Spend the 30 minutes once. Your future self will thank you.


Eclipse ships with full Docker install guides in the repo — please follow them instead of guessing your way through it:

  • Linux: Readme/Docker_Installation_Guide_Linux.md

  • Windows / macOS: Readme/Docker_Installation_Guide.md

Repo: https://github.com/r-vage/ComfyUI_Eclipse

Both guides cover Docker engine setup, NVIDIA GPU passthrough, and starting the Ollama / vLLM / SGLang / llama.cpp containers that Eclipse's Smart LM Loader talks to.

Then in ComfyUI: use the Smart LM Loader [Eclipse] node, set the backend to Ollama, point it at http://localhost:11434/v1, and select your pulled model. Done.


"But I trust this one model from this one author"

That's fine — but please at least:

  • Prefer .safetensors weights. Refuse .bin / .pt / .pkl from unknown authors.

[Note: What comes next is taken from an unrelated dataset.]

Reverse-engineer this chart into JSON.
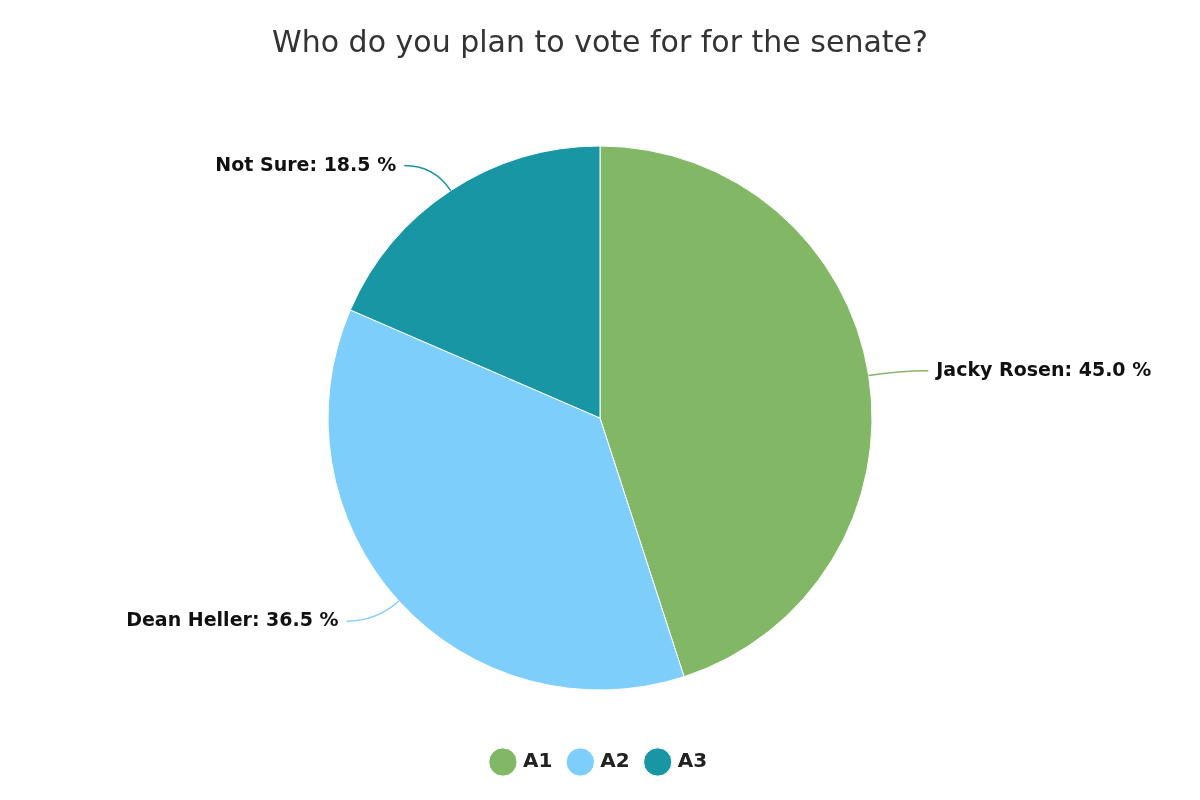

  • Avoid trust_remote_code=True unless the repo is a major lab (Meta, Qwen, Google, Mistral, Microsoft) and you read the .py files. Yes, actually read them.

  • Even then: prefer running via Ollama / vLLM / SGLang / llama.cpp in Docker. Almost every popular open model has a GGUF / Ollama version within days of release.

  • If you must run a model in-process, do it in a throwaway VM or a dedicated user account with no access to your real files / keys.